The ride Saturday from the Lexington hotel to Cliff Hagan Stadium was silent.
As in mythical Mudville after Mighty Casey struck out, there was no joy on Tennessee’s baseball bus.
“Almost like we were driving to our funeral,’’ coach Dave Serrano said Monday.
The Vols had just taken another one on the chin Friday night. Kentucky rallied late in the SEC series opener to turn UT’s potential breakthrough win into just another heartache.
But here’s the news:
A lost Friday didn’t become another lost weekend. For the first time in two years, the Vols came home Sunday night with an SEC road series win.
“You could just feel a gorilla being lifted off our shoulders,’’ Serrano said.
Friday notwithstanding, it was a good week for the Vols. They entered it reeling from a 19-2 humiliation by South Carolina at Lindsey Nelson Stadium the previous Sunday, an eighth consecutive loss. Serrano was at wit’s end. His second season of a major rebuild seemingly had jumped the rails. He vowed to re-evaluate everything.
Tuesday, a little sun peaked through the clouds. The Vols won 4-3 at East Tennessee State.
“For the first game all year we didn’t walk a batter,’’ Serrano said.
That’s no small detail. Walks are killing this pitching staff.
Come Friday, the Vols were so close to following up ETSU with a winning effort at Kentucky, only to see a 4-2 eighth-inning lead become a 5-4 loss.
Saturday almost got away, too. An unlikely hero yanked it back into the win column.
Bottom of the ninth, a 10-5 Tennessee lead withered to 10-9. Worse, the potential tying and winning runners got aboard.
Needing one more out, Serrano went to the mound. He could call on an ineffective bullpen or he could go outside the box.
Outside the box won. Jeff Moberg, a freshman infielder who last threw a meaningful pitch as a junior in high school, got the nod.

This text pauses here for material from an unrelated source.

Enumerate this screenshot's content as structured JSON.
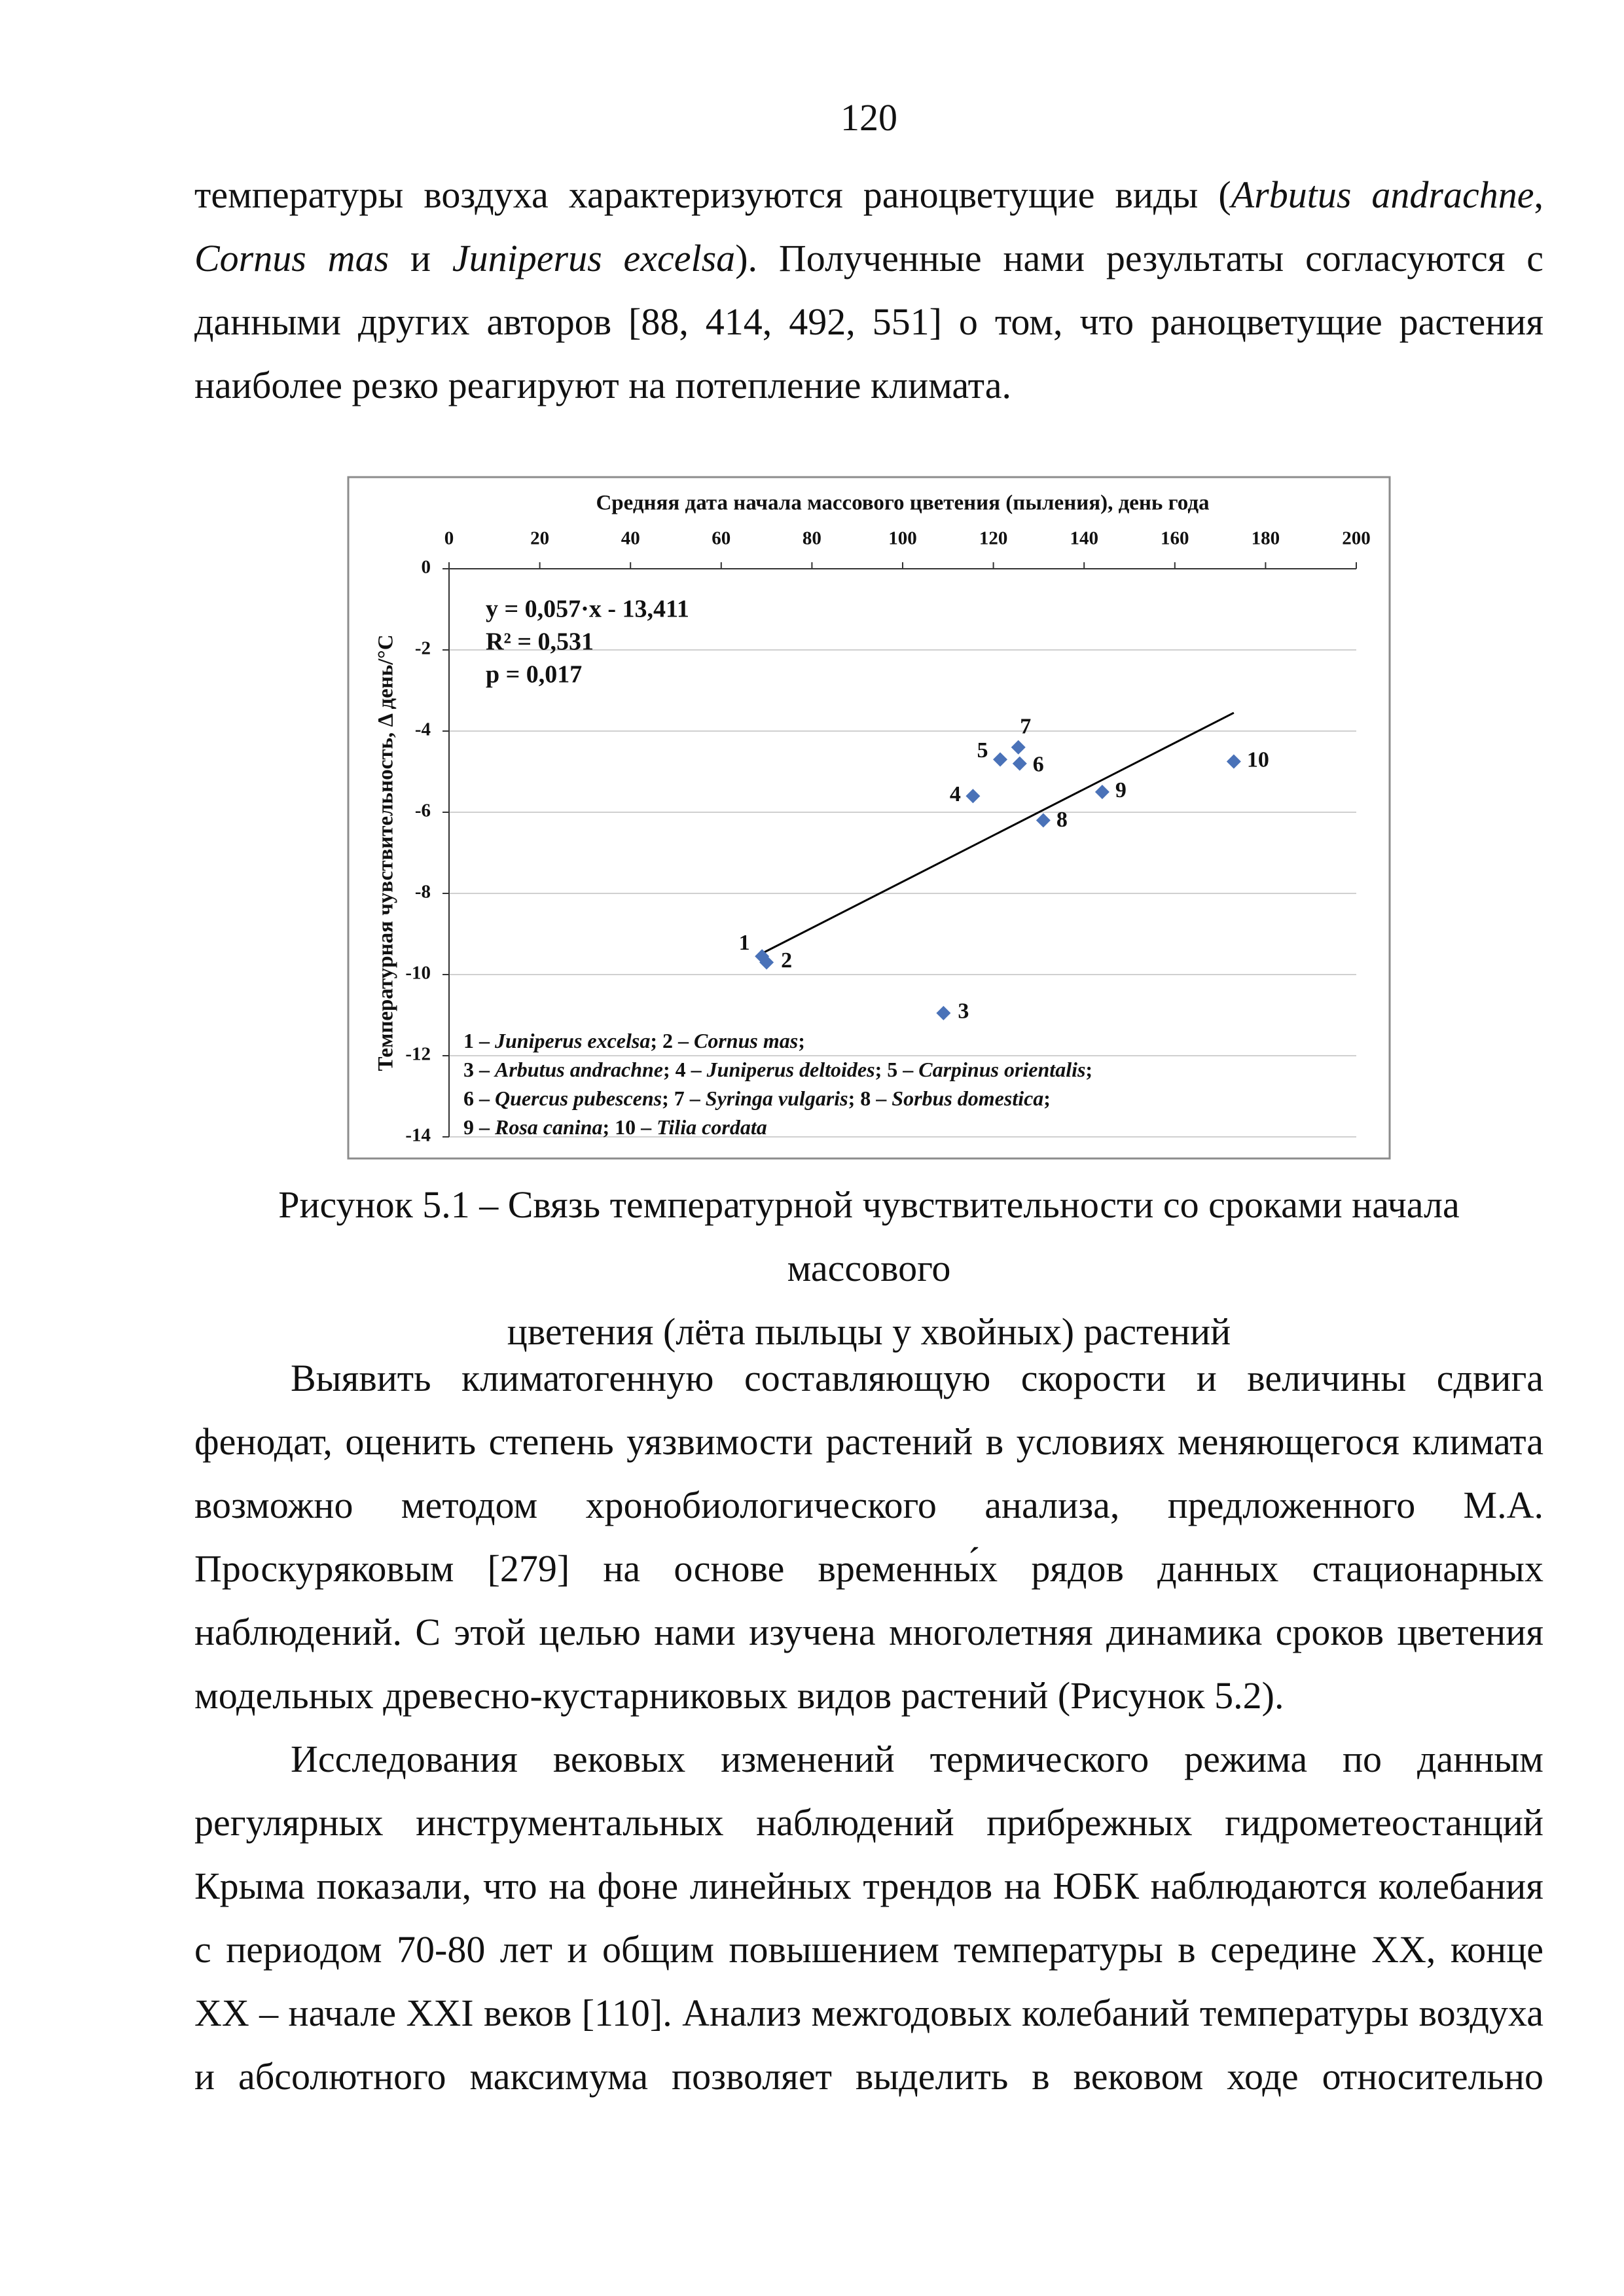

“Was it unfair to put him in?’’ Serrano said. “Absolutely.
“It was gut instinct. We needed a guy to come in and throw strikes.’’
Moberg had thrown a little in practice lately. He seemed to know where the plate was.
His first pitch hit a batter who was crowding the plate. Bases loaded. He fell behind the next hitter 2-0.
Then he threw a strike. That changed everything. The next pitch got the bat off a Kentucky shoulder and sent a fly ball to deep center field. Parker Wormsley ran it down. Game over.
Come Sunday, Zack Godley did what your best pitcher is supposed to do. He out-dueled Kentucky’s draft-bound Corey Littrell in a 5-0, complete-game shutout.
Monday, Godley was named SEC Pitcher of the Week. Tuesday there is another bus ride, to Greeneville to play Virginia Tech at Tusculum University. Friday, the Vols are back home to open a series with Ole Miss.
At the mid-point of the SEC race, they at least have a fighting chance to make the SEC tournament for the first time since 2007.
Their struggles are far from over. Pitching remains a challenge. Still, Serrano hopes he can look back one day and point to the past week as a turning point.
“I see a young team starting to pull for all the right things,’’ Serrano said. “It’s a baby step.’’
That’s better than driving to your own funeral.